As of April 20th, 2026, BigLake is now called Lakehouse for Apache Iceberg. BigLake metastore is now called the Lakehouse runtime catalog. Lakehouse APIs, client libraries, CLI commands, and IAM names remain unchanged and still reference BigLake.

Use the Lakehouse runtime catalog with tables in BigQuery

This document provides an example of how to use the Lakehouse runtime catalog with BigQuery tables and Managed Service for Apache Spark.

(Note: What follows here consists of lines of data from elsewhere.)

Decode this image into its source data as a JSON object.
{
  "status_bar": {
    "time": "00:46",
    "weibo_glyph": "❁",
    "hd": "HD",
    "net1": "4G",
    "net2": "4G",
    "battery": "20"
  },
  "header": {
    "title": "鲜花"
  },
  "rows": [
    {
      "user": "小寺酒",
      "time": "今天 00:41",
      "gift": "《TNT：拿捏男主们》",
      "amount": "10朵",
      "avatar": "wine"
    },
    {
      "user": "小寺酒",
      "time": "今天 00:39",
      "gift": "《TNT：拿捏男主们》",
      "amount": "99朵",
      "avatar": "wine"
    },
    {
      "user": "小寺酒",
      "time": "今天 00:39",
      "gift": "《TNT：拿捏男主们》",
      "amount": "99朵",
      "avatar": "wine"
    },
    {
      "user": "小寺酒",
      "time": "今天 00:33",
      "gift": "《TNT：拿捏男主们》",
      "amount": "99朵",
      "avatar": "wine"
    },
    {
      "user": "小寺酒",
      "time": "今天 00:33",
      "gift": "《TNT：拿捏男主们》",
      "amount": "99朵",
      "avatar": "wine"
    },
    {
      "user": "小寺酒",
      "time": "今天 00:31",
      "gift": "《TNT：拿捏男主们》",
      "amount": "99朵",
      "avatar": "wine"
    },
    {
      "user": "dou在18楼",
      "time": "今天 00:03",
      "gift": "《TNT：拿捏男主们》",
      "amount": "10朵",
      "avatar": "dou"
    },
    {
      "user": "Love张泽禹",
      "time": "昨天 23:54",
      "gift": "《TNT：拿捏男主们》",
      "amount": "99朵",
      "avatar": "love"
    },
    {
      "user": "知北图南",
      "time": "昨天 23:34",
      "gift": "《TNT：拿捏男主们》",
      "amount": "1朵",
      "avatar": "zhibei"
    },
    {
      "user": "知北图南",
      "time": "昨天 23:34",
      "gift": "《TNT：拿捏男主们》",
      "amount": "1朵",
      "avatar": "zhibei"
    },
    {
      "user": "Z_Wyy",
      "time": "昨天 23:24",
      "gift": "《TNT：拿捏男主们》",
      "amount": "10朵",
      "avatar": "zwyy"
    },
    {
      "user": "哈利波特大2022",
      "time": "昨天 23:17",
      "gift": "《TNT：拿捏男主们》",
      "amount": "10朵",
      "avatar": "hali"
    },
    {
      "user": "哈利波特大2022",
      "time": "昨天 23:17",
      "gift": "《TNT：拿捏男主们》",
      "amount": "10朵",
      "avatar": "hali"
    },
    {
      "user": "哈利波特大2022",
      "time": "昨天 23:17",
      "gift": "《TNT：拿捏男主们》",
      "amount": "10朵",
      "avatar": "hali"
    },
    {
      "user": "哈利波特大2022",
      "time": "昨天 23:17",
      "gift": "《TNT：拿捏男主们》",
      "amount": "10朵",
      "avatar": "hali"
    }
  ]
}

With the Lakehouse runtime catalog, you can create and use standard (built-in) tables , BigQuery managed Apache Iceberg tables , and external Apache Iceberg tables from BigQuery.

Before you begin

Enable billing for your Google Cloud project. Learn how to check if billing is enabled on a project .
Enable the BigQuery and Dataproc APIs.

Enable the APIs

Required roles

To get the permissions that you need to use Managed Service for Apache Spark with the Lakehouse runtime catalog as a metadata store, ask your administrator to grant you the following IAM roles:

Create Lakehouse runtime catalog tables in Apache Spark:
- Dataproc Worker ( roles/dataproc.worker ) on the Managed Service for Apache Spark service account in the project
- BigQuery Data Editor ( roles/bigquery.dataEditor ) on the Managed Service for Apache Spark service account in the project
- Storage Object User ( roles/storage.objectUser ) on the Managed Service for Apache Spark service account in the project
Query Lakehouse runtime catalog tables in BigQuery:
- BigQuery Data Viewer ( roles/bigquery.dataViewer ) on the project
- BigQuery User ( roles/bigquery.user ) on the project
- Storage Object Viewer ( roles/storage.objectViewer ) on the project

For more information about granting roles, see Manage access to projects, folders, and organizations .

You might also be able to get the required permissions through custom roles or other predefined roles .

Connect to a table

Create a dataset in the Google Cloud console.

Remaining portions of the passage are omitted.